Mother and baby homes in mid-20th century Ireland

The New York Times ran a special report last Sunday titled The Lost Children of Tuam by Dan Barry. At once shocking and moving, this excellent piece focuses on one of the mother and baby homes in mid-20th century Ireland. Three conspirators—the Irish government, the Catholic Church, and Irish families—created the mother and baby homes.

A Nation’s Secrets

St. Mary’s Mother and Baby Home in Tuam (pronounced Chewm), Galway operated from the mid-1920’s to the early 1960’s in the charge of the Bon Secours nuns. The building opened in 1846 as a workhouse during the Great Hunger. It became a repository for women disgraced in the eyes of society by pregnancy out of wedlock and their children. It ended as a disgrace, an insult to the humanity abandoned by the Irish government, the Irish Catholic Church and the Irish families who abandoned their daughters and grandchildren to such a place.

“To bury our humanity itself”

In an odd and vicious twist on a view of sin, the home forced the mothers  to leave without their children after one year. The children were baptized and confirmed in the Catholic Church. If they survived infancy, they survived on a poor diet, with no affection and little education. Many did not survive. The discovery of the system of Victorian empty septic chambers running under the home in 2015 provided the evidence. The chambers contained hundreds if not thousands of tiny human remains, wrapped and stacked upon one another. The role of the nuns and other involved adults is under investigation now.

The Irish prime minister, Enda Kenny, addressed the Irish legislature, saying, “We dug deep and we dug deeper still. To bury our compassion, to bury our mercy, to bury our humanity itself.”

Why?

Dan Barry’s The Lost Children of Tuam (nytimes.com/tuam) is a tough read, but it is a very worthwhile one, for all of the questions it asks, and the ones it answers. Neither the people interviewed nor the author have the answer to why these women and children were treated so badly by their families, their government, and their church. All genocides in all countries beg the same question; essential to ask, difficult to answer.

Family Secrets

The horrors at St. Mary’s and in the other mother and baby homes were well known by many in the towns, cities and farms of Ireland, but secret to others. In shame, the victims who survived tended to keep their secrets. Secrets are powerful and often destructive, but all families have them.

After reading about St. Mary’s, I thought about my own Irish family, and what I know about them, which I think is a lot—but do I? I know of only one rather benign secret, but I know of no such mother and baby home secrets in my family.
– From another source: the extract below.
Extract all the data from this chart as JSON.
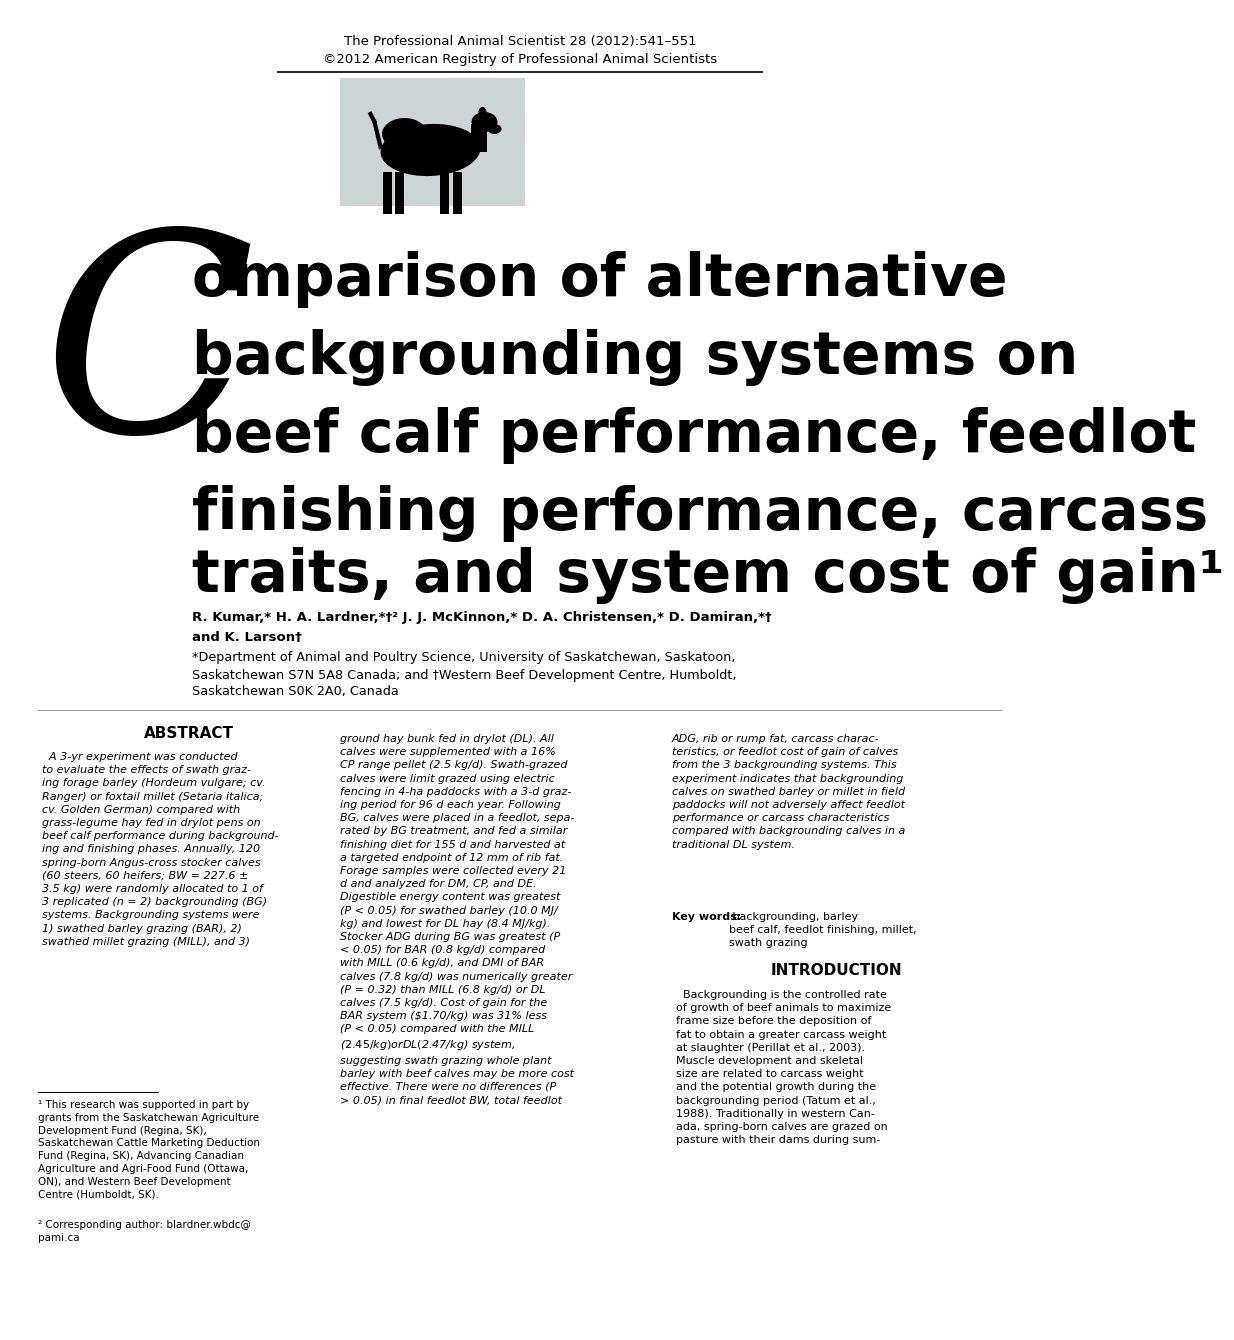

I was told many stories about my maternal great-grandmother, Mary Jane Wright. A mother of five and a young widow, she had nobody to turn to, her father having turned his back on her due to her choice of husband (while the father did buy a house for her, he never helped her again, and indeed, left nothing in his will to her). Mary Jane Wright was unusually capable, and not a young girl on her own, one ostracized by society. She also was a homeowner—a powerful position for a woman of her time.

After the loss of her husband, she took in used clothing and after cleaning and mending it, sold it. So successful was she that she bought houses and became something of a minor real estate mogul. She used her success to support her two sons in their business enterprises, and her two daughters, who neither married nor worked.

Aside from the above, I know nothing about Mary’s extended family and their descendants, the ones who stayed in Ireland. Might they have fallen on hard times, hard enough to end up in a mother and baby home?

The pot of gold

There exists a susceptibility—especially in Irish Americans— to apply the intelligence, and kindness of many Irish to all. The same application of traits, good or bad, exists for all groups, including all Americans. In the case of the Irish, it’s the rainbow effect. I fall under its thrall myself, even though I have supported the Irish Donkey Sanctuary for years and know that thousands of abused donkeys are rescued each year. Thousands of cases of abuse of the innocent. Once rescued though, the donkeys receive good care forever by their kind and able providers.

It’s a pity—a sin—that the mothers and babies found no such sanctuary at the mother and baby homes.